Re: 65C02 Simulator on a bare metal Raspberry PI

Posted: Thu Feb 22, 2018 5:40 pm
by 8BIT
Here's an update, I've been working on optimizing to ARM assembly code, mostly in the areas of memory reads and writes. I have also worked out the code for keeping the A,X,Y registers left aligned which has really simplified the Status register updates. I'm still keeping the SR simulated vs. using the ARM's own SR for N,V,Z,C. BCD math is still not very optimized, but I may try to tackle that. With all that, I was able to bump the speed up to 25MHz. There are few places that I cut a corner though. A 16 bit read of address $FF will not wrap around to $00. Also, a 16 bit read at the last RAM byte will not get its upper value from the IO page, but rather the hidden RAM behind the IO page. Both are acceptable to me because there's no logical reason to have a program need to do that.

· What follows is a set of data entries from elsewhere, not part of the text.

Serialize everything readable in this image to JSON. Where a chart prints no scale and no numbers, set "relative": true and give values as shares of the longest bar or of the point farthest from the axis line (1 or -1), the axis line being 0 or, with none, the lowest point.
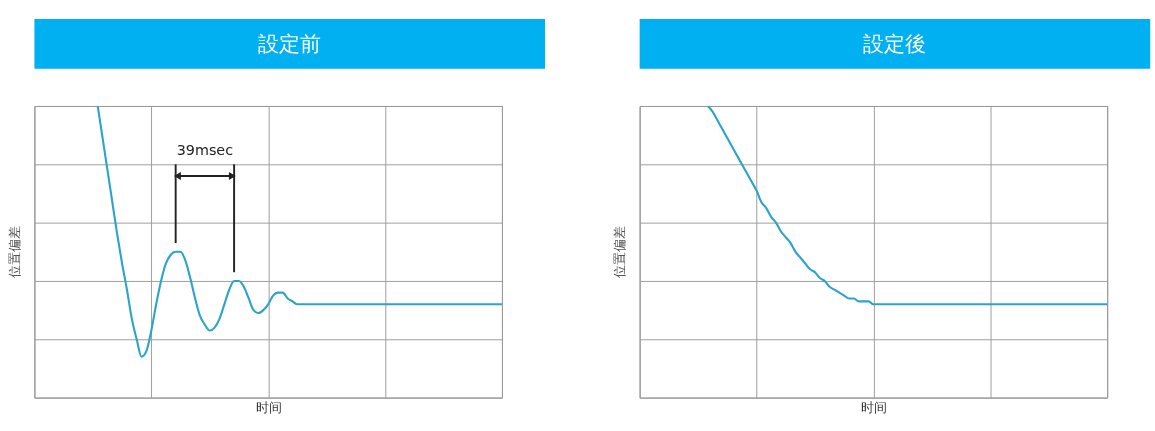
{
  "chart_data": [
    {
      "type": "line",
      "title": "設定前",
      "xlabel": "时间",
      "ylabel": "位置偏差",
      "relative": true,
      "grid": true,
      "color": "#2aa5c8",
      "annotations": [
        "39msec"
      ],
      "categories": [
        null,
        null,
        null,
        null,
        null,
        null,
        null,
        null,
        null,
        null,
        null,
        null,
        null,
        null,
        null,
        null,
        null,
        null,
        null,
        null,
        null,
        null,
        null,
        null,
        null,
        null,
        null,
        null,
        null,
        null,
        null,
        null,
        null,
        null,
        null,
        null,
        null,
        null,
        null,
        null,
        null,
        null,
        null,
        null,
        null,
        null,
        null,
        null,
        null,
        null,
        null,
        null,
        null,
        null,
        null,
        null,
        null,
        null,
        null,
        null,
        null,
        null,
        null,
        null,
        null,
        null,
        null,
        null,
        null,
        null,
        null,
        null,
        null,
        null,
        null,
        null,
        null,
        null,
        null,
        null,
        null,
        null,
        null,
        null,
        null,
        null,
        null,
        null,
        null,
        null,
        null,
        null,
        null,
        null,
        null,
        null,
        null
      ],
      "values": [
        null,
        null,
        null,
        null,
        null,
        null,
        null,
        null,
        null,
        null,
        null,
        null,
        null,
        1.0,
        0.89,
        0.78,
        0.67,
        0.56,
        0.46,
        0.37,
        0.27,
        0.2,
        0.14,
        0.16,
        0.23,
        0.32,
        0.4,
        0.46,
        0.49,
        0.5,
        0.5,
        0.47,
        0.41,
        0.34,
        0.28,
        0.25,
        0.23,
        0.24,
        0.27,
        0.32,
        0.37,
        0.4,
        0.4,
        0.38,
        0.34,
        0.3,
        0.29,
        0.3,
        0.32,
        0.35,
        0.36,
        0.36,
        0.34,
        0.33,
        0.32,
        0.32,
        0.32,
        0.32,
        0.32,
        0.32,
        0.32,
        0.32,
        0.32,
        0.32,
        0.32,
        0.32,
        0.32,
        0.32,
        0.32,
        0.32,
        0.32,
        0.32,
        0.32,
        0.32,
        0.32,
        0.32,
        0.32,
        0.32,
        0.32,
        0.32,
        0.32,
        0.32,
        0.32,
        0.32,
        0.32,
        0.32,
        0.32,
        0.32,
        0.32,
        0.32,
        0.32,
        0.32,
        0.32,
        0.32,
        0.32,
        0.32,
        0.32
      ]
    },
    {
      "type": "line",
      "title": "設定後",
      "xlabel": "时间",
      "ylabel": "位置偏差",
      "relative": true,
      "grid": true,
      "color": "#2aa5c8",
      "categories": [
        null,
        null,
        null,
        null,
        null,
        null,
        null,
        null,
        null,
        null,
        null,
        null,
        null,
        null,
        null,
        null,
        null,
        null,
        null,
        null,
        null,
        null,
        null,
        null,
        null,
        null,
        null,
        null,
        null,
        null,
        null,
        null,
        null,
        null,
        null,
        null,
        null,
        null,
        null,
        null,
        null,
        null,
        null,
        null,
        null,
        null,
        null,
        null,
        null,
        null,
        null,
        null,
        null,
        null,
        null,
        null,
        null,
        null,
        null,
        null,
        null,
        null,
        null,
        null,
        null,
        null,
        null,
        null,
        null,
        null,
        null,
        null,
        null,
        null,
        null,
        null,
        null,
        null,
        null,
        null,
        null,
        null,
        null,
        null,
        null,
        null,
        null,
        null,
        null,
        null,
        null,
        null,
        null,
        null,
        null,
        null,
        null
      ],
      "values": [
        null,
        null,
        null,
        null,
        null,
        null,
        null,
        null,
        null,
        null,
        null,
        null,
        null,
        null,
        1.0,
        0.98,
        0.95,
        0.92,
        0.89,
        0.86,
        0.83,
        0.8,
        0.77,
        0.74,
        0.71,
        0.67,
        0.65,
        0.62,
        0.6,
        0.57,
        0.55,
        0.53,
        0.5,
        0.48,
        0.46,
        0.44,
        0.43,
        0.41,
        0.4,
        0.38,
        0.37,
        0.36,
        0.35,
        0.34,
        0.34,
        0.33,
        0.33,
        0.33,
        0.32,
        0.32,
        0.32,
        0.32,
        0.32,
        0.32,
        0.32,
        0.32,
        0.32,
        0.32,
        0.32,
        0.32,
        0.32,
        0.32,
        0.32,
        0.32,
        0.32,
        0.32,
        0.32,
        0.32,
        0.32,
        0.32,
        0.32,
        0.32,
        0.32,
        0.32,
        0.32,
        0.32,
        0.32,
        0.32,
        0.32,
        0.32,
        0.32,
        0.32,
        0.32,
        0.32,
        0.32,
        0.32,
        0.32,
        0.32,
        0.32,
        0.32,
        0.32,
        0.32,
        0.32,
        0.32,
        0.32,
        0.32,
        0.32
      ]
    }
  ]
}
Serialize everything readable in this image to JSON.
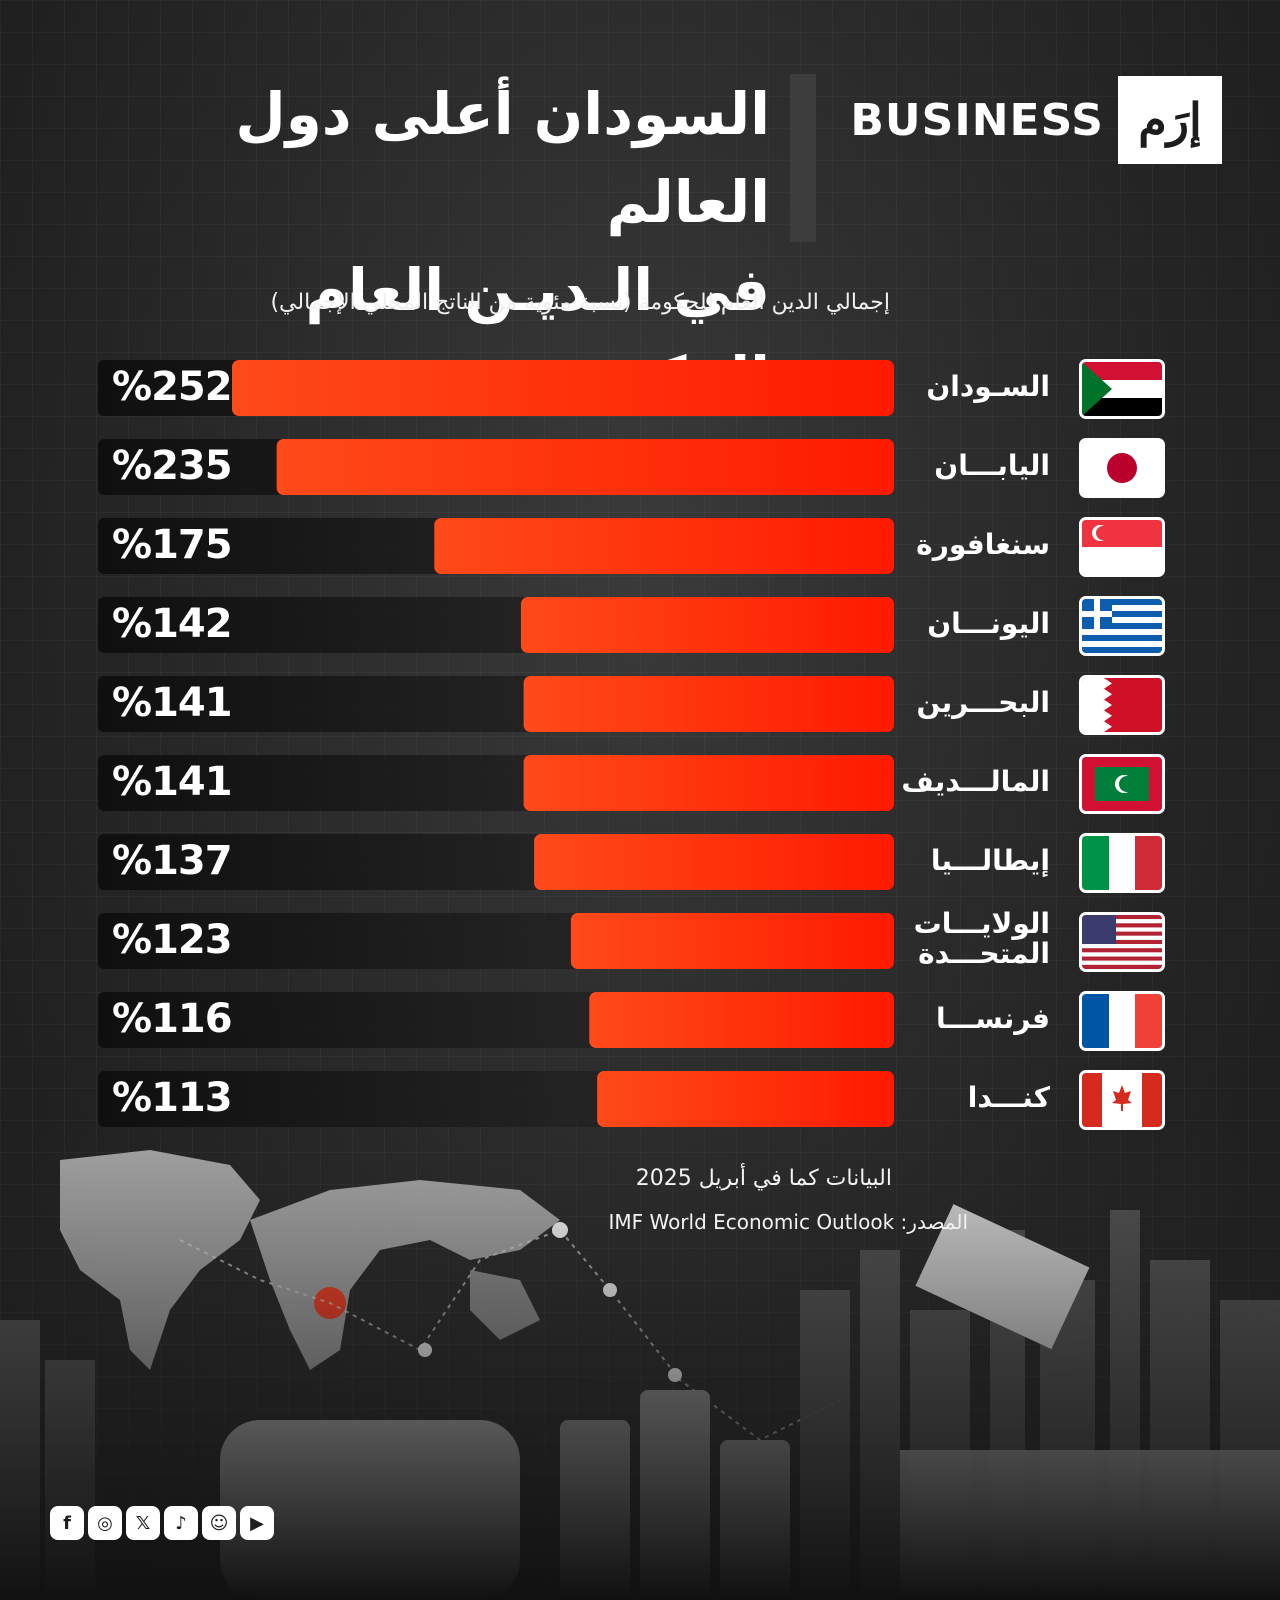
{
  "header": {
    "title_line1": "السودان أعلى دول العالم",
    "title_line2": "في الـديـن العام الحكومي",
    "logo_text": "BUSINESS",
    "logo_mark": "إرَم"
  },
  "chart_data": {
    "type": "bar",
    "orientation": "horizontal",
    "title": "إجمالي الدين العام للحكومة (نسبة مئوية من الناتج المحلي الإجمالي)",
    "categories": [
      "السـودان",
      "اليابـــان",
      "سنغافورة",
      "اليونـــان",
      "البحـــرين",
      "المالـــديف",
      "إيطالـــيا",
      "الولايـــات المتحـــدة",
      "فرنســـا",
      "كنـــدا"
    ],
    "values": [
      252,
      235,
      175,
      142,
      141,
      141,
      137,
      123,
      116,
      113
    ],
    "value_labels": [
      "%252",
      "%235",
      "%175",
      "%142",
      "%141",
      "%141",
      "%137",
      "%123",
      "%116",
      "%113"
    ],
    "flags": [
      "sudan-flag",
      "japan-flag",
      "singapore-flag",
      "greece-flag",
      "bahrain-flag",
      "maldives-flag",
      "italy-flag",
      "usa-flag",
      "france-flag",
      "canada-flag"
    ],
    "xlim": [
      0,
      252
    ],
    "bar_color": "#ff1a00",
    "grid": false
  },
  "footer": {
    "date_note": "البيانات كما في أبريل 2025",
    "source": "المصدر: IMF World Economic Outlook"
  },
  "social_icons": [
    "facebook-icon",
    "instagram-icon",
    "x-icon",
    "tiktok-icon",
    "snapchat-icon",
    "youtube-icon"
  ],
  "colors": {
    "background": "#2b2b2b",
    "accent": "#ff1a00",
    "track": "#141414"
  }
}
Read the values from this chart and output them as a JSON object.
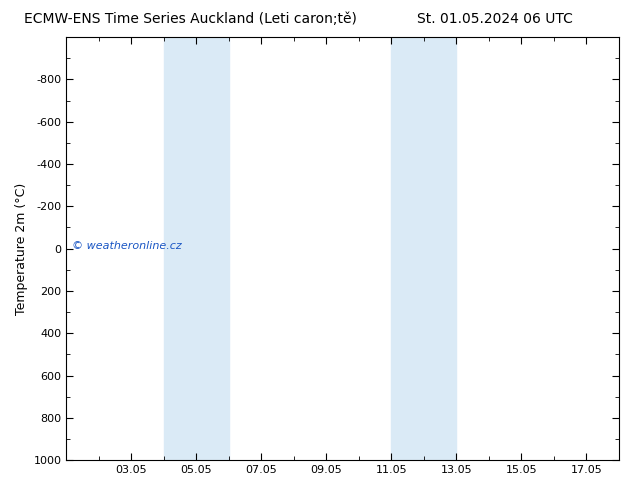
{
  "title_left": "ECMW-ENS Time Series Auckland (Leti caron;tě)",
  "title_right": "St. 01.05.2024 06 UTC",
  "ylabel": "Temperature 2m (°C)",
  "xtick_labels": [
    "03.05",
    "05.05",
    "07.05",
    "09.05",
    "11.05",
    "13.05",
    "15.05",
    "17.05"
  ],
  "xtick_positions": [
    3,
    5,
    7,
    9,
    11,
    13,
    15,
    17
  ],
  "ylim_top": -1000,
  "ylim_bottom": 1000,
  "ytick_positions": [
    -800,
    -600,
    -400,
    -200,
    0,
    200,
    400,
    600,
    800,
    1000
  ],
  "ytick_labels": [
    "-800",
    "-600",
    "-400",
    "-200",
    "0",
    "200",
    "400",
    "600",
    "800",
    "1000"
  ],
  "shaded_bands": [
    {
      "xmin": 4,
      "xmax": 6
    },
    {
      "xmin": 11,
      "xmax": 13
    }
  ],
  "shade_color": "#daeaf6",
  "background_color": "#ffffff",
  "plot_bg_color": "#ffffff",
  "watermark_text": "© weatheronline.cz",
  "watermark_color": "#1a56c4",
  "border_color": "#000000",
  "title_fontsize": 10,
  "label_fontsize": 9,
  "tick_fontsize": 8,
  "xmin": 1,
  "xmax": 18
}
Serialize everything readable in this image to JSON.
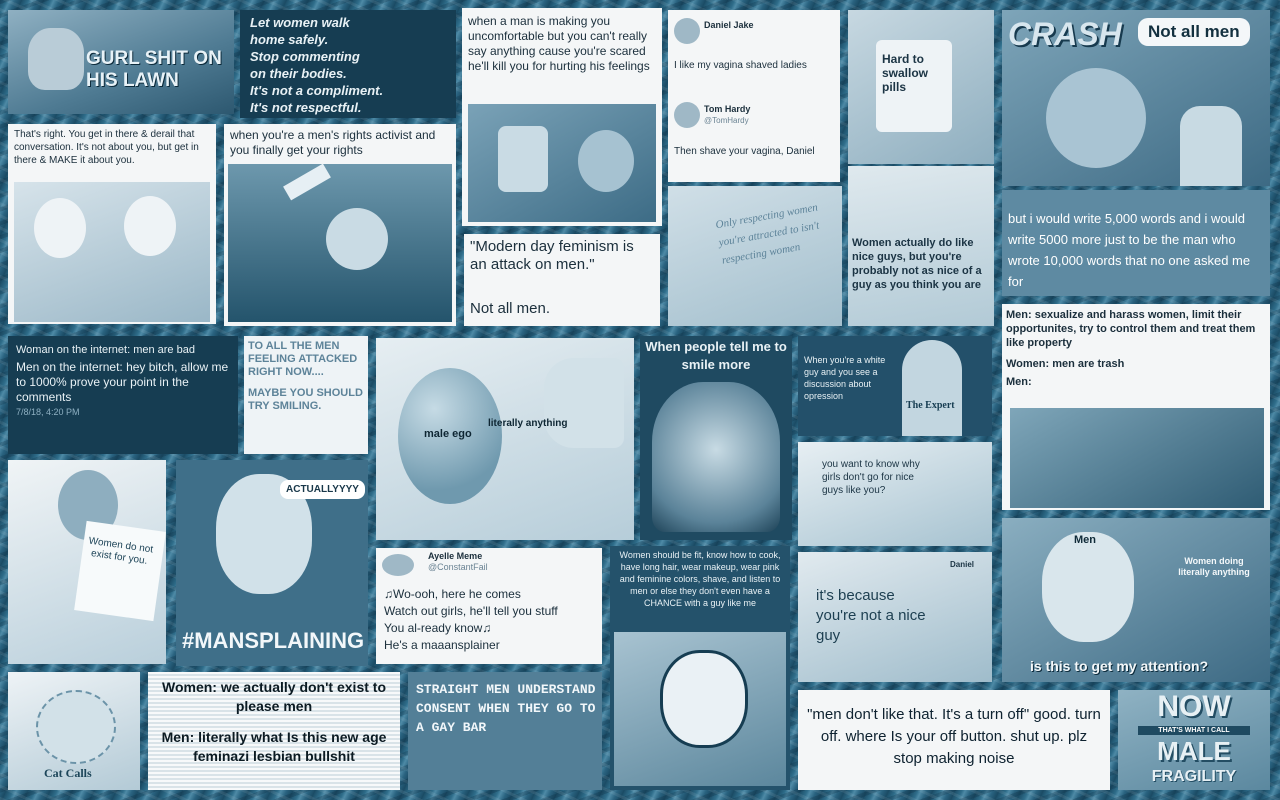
{
  "tiles": {
    "lawn": {
      "text": "GURL SHIT ON HIS LAWN"
    },
    "women_walk": {
      "lines": [
        "Let women walk",
        "home safely.",
        "Stop commenting",
        "on their bodies.",
        "It's not a compliment.",
        "It's not respectful."
      ]
    },
    "uncomfortable": {
      "text": "when a man is making you uncomfortable but you can't really say anything cause you're scared he'll kill you for hurting his feelings"
    },
    "tweet_daniel": {
      "name1": "Daniel Jake",
      "text1": "I like my vagina shaved ladies",
      "name2": "Tom Hardy",
      "handle2": "@TomHardy",
      "text2": "Then shave your vagina, Daniel"
    },
    "pills": {
      "text": "Hard to swallow pills"
    },
    "crash": {
      "brand": "CRASH",
      "bubble": "Not all men"
    },
    "derail": {
      "text": "That's right. You get in there & derail that conversation. It's not about you, but get in there & MAKE it about you."
    },
    "mra": {
      "text": "when you're a men's rights activist and you finally get your rights"
    },
    "modern_day": {
      "quote": "\"Modern day feminism is an attack on men.\"",
      "answer": "Not all men."
    },
    "only_respecting": {
      "text": "Only respecting women you're attracted to isn't respecting women"
    },
    "nice_guys": {
      "text": "Women actually do like nice guys, but you're probably not as nice of a guy as you think you are"
    },
    "words": {
      "text": "but i would write 5,000 words and i would write 5000 more just to be the man who wrote 10,000 words that no one asked me for"
    },
    "internet": {
      "line1": "Woman on the internet: men are bad",
      "line2": "Men on the internet: hey bitch, allow me to 1000% prove your point in the comments",
      "time": "7/8/18, 4:20 PM"
    },
    "attacked": {
      "line1": "TO ALL THE MEN FEELING ATTACKED RIGHT NOW....",
      "line2": "MAYBE YOU SHOULD TRY SMILING."
    },
    "balloon": {
      "label1": "male ego",
      "label2": "literally anything"
    },
    "smile": {
      "text": "When people tell me to smile more"
    },
    "expert": {
      "text": "When you're a white guy and you see a discussion about opression",
      "shirt": "The Expert"
    },
    "sexualize": {
      "line1": "Men: sexualize and harass women, limit their opportunites, try to control them and treat them like property",
      "line2": "Women: men are trash",
      "line3": "Men:"
    },
    "not_exist": {
      "sign": "Women do not exist for you."
    },
    "actually": {
      "bubble": "ACTUALLYYYY",
      "tag": "#MANSPLAINING"
    },
    "why_girls": {
      "text": "you want to know why girls don't go for nice guys like you?"
    },
    "mansplainer": {
      "name": "Ayelle Meme",
      "handle": "@ConstantFail",
      "lines": [
        "♫Wo-ooh, here he comes",
        "Watch out girls, he'll tell you stuff",
        "You al-ready know♫",
        "He's a maaansplainer"
      ]
    },
    "fit": {
      "text": "Women should be fit, know how to cook, have long hair, wear makeup, wear pink and feminine colors, shave, and listen to men or else they don't even have a CHANCE with a guy like me"
    },
    "because": {
      "name": "Daniel",
      "text": "it's because you're not a nice guy"
    },
    "butterfly": {
      "label_man": "Men",
      "label_item": "Women doing literally anything",
      "caption": "is this to get my attention?"
    },
    "catcalls": {
      "text": "Cat Calls"
    },
    "feminazi": {
      "line1": "Women: we actually don't exist to please men",
      "line2": "Men: literally what Is this new age feminazi lesbian bullshit"
    },
    "consent": {
      "text": "STRAIGHT MEN UNDERSTAND CONSENT WHEN THEY GO TO A GAY BAR"
    },
    "turn_off": {
      "text": "\"men don't like that. It's a turn off\" good. turn off. where Is your off button. shut up. plz stop making noise"
    },
    "fragility": {
      "now": "NOW",
      "middle": "THAT'S WHAT I CALL",
      "male": "MALE",
      "fragility": "FRAGILITY"
    }
  }
}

Not being satisfied with the speed, I started digging into the ARM Architecture Reference Manual (ARM ARM) as I really didn't understand the cache and MMU functions that well. I also dug into David Welch's references and tried to set up the MMU and caches. It seems the ARM comes out of power up with the MMU and caches disabled. After 3 or 4 attempts, I finally got both enabled and my simulated speed went up to over 100MHz. Bingo! And, after reading how the caches are organized, found that disabling the data cache increased the speed by about 10-12 more MHz. My speed test now reads around 120Mhz!

I will most likely go back and fix the shortcuts mentioned above and then start reading about the IO available in the PI to play with. Getting video display working is #1.

I'll package up what I have so far also and post it for those who are interested in giving it a try.

Daryl

Re: 65C02 Simulator on a bare metal Raspberry PI

Posted: Thu Feb 22, 2018 7:33 pm
by BigEd
Excellent progress!

Re: 65C02 Simulator on a bare metal Raspberry PI

Posted: Thu Feb 22, 2018 8:23 pm
by hoglet
8BIT wrote:
Bingo! And, after reading how the caches are organized, found that disabling the data cache increased the speed by about 10-12 more MHz.
Interesting... can you say a bit more about why this would be the case?

Re: 65C02 Simulator on a bare metal Raspberry PI

Posted: Thu Feb 22, 2018 8:33 pm
by BigEd
(Maybe because cache lines are much bigger than bytes, and an emulator's access doesn't have great locality compared to the size of a cache line??)